The Spanish Governor's Palace
by Celia Hayes
The single-story adobe ramble on the corner of Military Plaza (or that which is left, with Town Hall plunked down in the middle of it) is the oldest existing domestic structure in San Antonio, It dates from the 1700s; that period when Texas was a far-flung outpost of Spain, and the entire town was a huddle of similar houses around the margins of Military and Main Plazas. So – the Spanish part of the description is justified. It definitely wasn't a palace by any stretch of the imagination. But it was a vast improvement, living-situation-wise over a windowless, dirt-floored jacale-hut made by planting upright timbers in a trench and plastering them inside and out with mud, so on that basis it certainly looked enough like a palace to warrant a touch of exaggeration. Finally, it was a governor's residence only by extending the term to gossamer-thinness; it was originally built as the residence and place of business for whomever was captain of the local garrison.
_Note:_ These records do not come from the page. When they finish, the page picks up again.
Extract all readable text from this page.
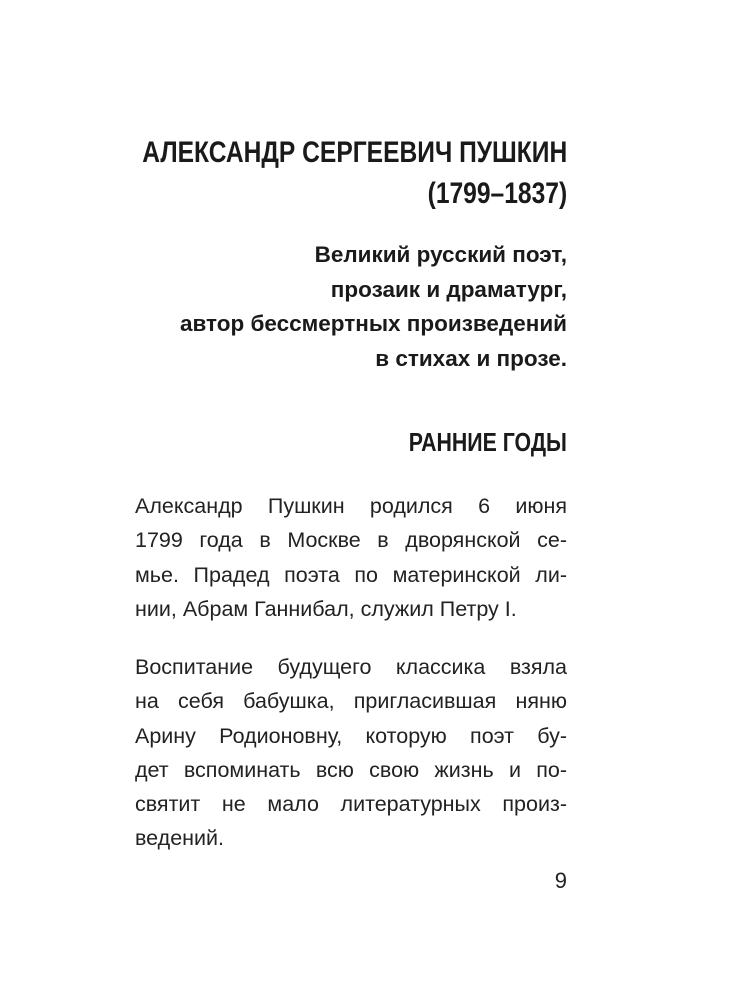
АЛЕКСАНДР СЕРГЕЕВИЧ ПУШКИН
(1799–1837)

Великий русский поэт,
прозаик и драматург,
автор бессмертных произведений
в стихах и прозе.

РАННИЕ ГОДЫ

Александр Пушкин родился 6 июня
1799 года в Москве в дворянской се-
мье. Прадед поэта по материнской ли-
нии, Абрам Ганнибал, служил Петру I.

Воспитание будущего классика взяла
на себя бабушка, пригласившая няню
Арину Родионовну, которую поэт бу-
дет вспоминать всю свою жизнь и по-
святит не мало литературных произ-
ведений.

9
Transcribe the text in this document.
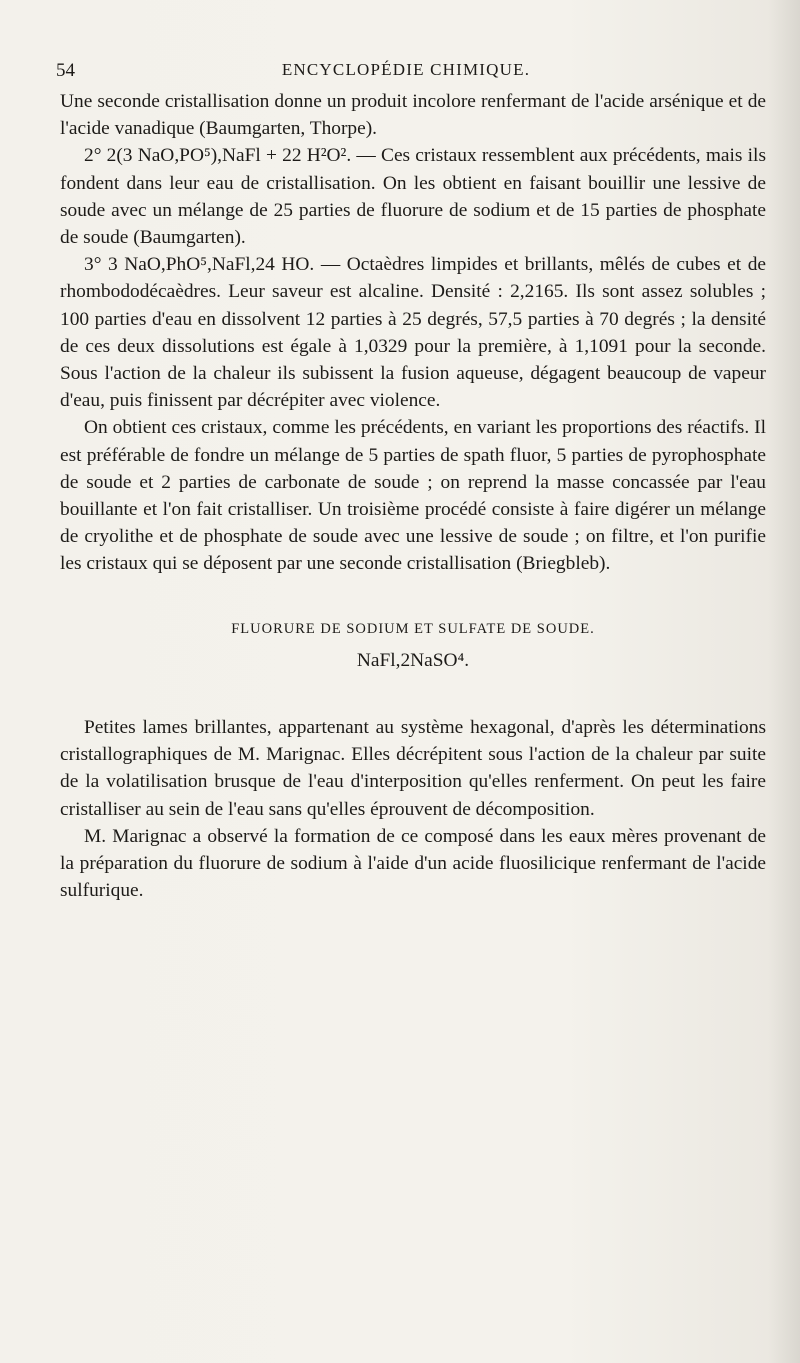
54	ENCYCLOPÉDIE CHIMIQUE.

Une seconde cristallisation donne un produit incolore renfermant de l'acide arsénique et de l'acide vanadique (Baumgarten, Thorpe).

2° 2(3 NaO,PO⁵),NaFl + 22 H²O². — Ces cristaux ressemblent aux précédents, mais ils fondent dans leur eau de cristallisation. On les obtient en faisant bouillir une lessive de soude avec un mélange de 25 parties de fluorure de sodium et de 15 parties de phosphate de soude (Baumgarten).

3° 3 NaO,PhO⁵,NaFl,24 HO. — Octaèdres limpides et brillants, mêlés de cubes et de rhombododécaèdres. Leur saveur est alcaline. Densité : 2,2165. Ils sont assez solubles ; 100 parties d'eau en dissolvent 12 parties à 25 degrés, 57,5 parties à 70 degrés ; la densité de ces deux dissolutions est égale à 1,0329 pour la première, à 1,1091 pour la seconde. Sous l'action de la chaleur ils subissent la fusion aqueuse, dégagent beaucoup de vapeur d'eau, puis finissent par décrépiter avec violence.

On obtient ces cristaux, comme les précédents, en variant les proportions des réactifs. Il est préférable de fondre un mélange de 5 parties de spath fluor, 5 parties de pyrophosphate de soude et 2 parties de carbonate de soude ; on reprend la masse concassée par l'eau bouillante et l'on fait cristalliser. Un troisième procédé consiste à faire digérer un mélange de cryolithe et de phosphate de soude avec une lessive de soude ; on filtre, et l'on purifie les cristaux qui se déposent par une seconde cristallisation (Briegbleb).

FLUORURE DE SODIUM ET SULFATE DE SOUDE.
NaFl,2NaSO⁴.

Petites lames brillantes, appartenant au système hexagonal, d'après les déterminations cristallographiques de M. Marignac. Elles décrépitent sous l'action de la chaleur par suite de la volatilisation brusque de l'eau d'interposition qu'elles renferment. On peut les faire cristalliser au sein de l'eau sans qu'elles éprouvent de décomposition.

M. Marignac a observé la formation de ce composé dans les eaux mères provenant de la préparation du fluorure de sodium à l'aide d'un acide fluosilicique renfermant de l'acide sulfurique.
That captain of the garrison was the highest authority-figure around, year in and year out ... and long after Mexico won independence from Spain, and Texas won independence from Mexico, the sturdy adobe building survived, as the home of the family of the last garrison captain. When it was no longer a residence – as the area around became a lively commercial district – the rooms housed various enterprises; a pawn shop, a grocery store, a couple of saloons and a haberdashers. Little by little, similar colonial-era structures crumbled, or were demolished and replaced by newer and bigger shops and houses. The nearby Veramendi mansion on Soledad, from the same era and general plan, but built of stone, also followed the same arc. Once the home of the aristocratic family whose daughter married James Bowie, it descending from a grand residence to a variety of shabby businesses before being demolished in the first decade of the 20th century in order to facilitate the widening of Soledad Street.
The Governor's Palace was luckier – in that it didn't stand in the way of any plans to widen streets, and that the conservation bug had settled in, well and truly. The city bought the place entire, and commissioned architect Harvey Partridge Smith to restore it to what it would have been like in its glory days. Smith used his knowledge of other similar buildings across the length and breadth of the Hispanic settlements in the Southwest, and so arrived at a romantic approximation rather than a strict interpretation. But it is a charming building even so, with thick walls and tall ceilings (as a sort of heat sink), long narrow windows opening into a Spanish-style courtyard and garden. In the old days, the garden and outbuildings would have reached to San Pedro Creek. The floors are of tile, which would have been cool to walk on, and there are numerous niches cut into the walls and set with shelves for various ornamental items. Before the invention of air conditioning, this kind of building would have been about as comfortable as you could get, in the heat of a Texas summer. The Spanish Governor's Palace is open to the public various hours on every day but Monday, and is well worth a visit to gain an idea of how the upper elite would have lived in early San Antonio.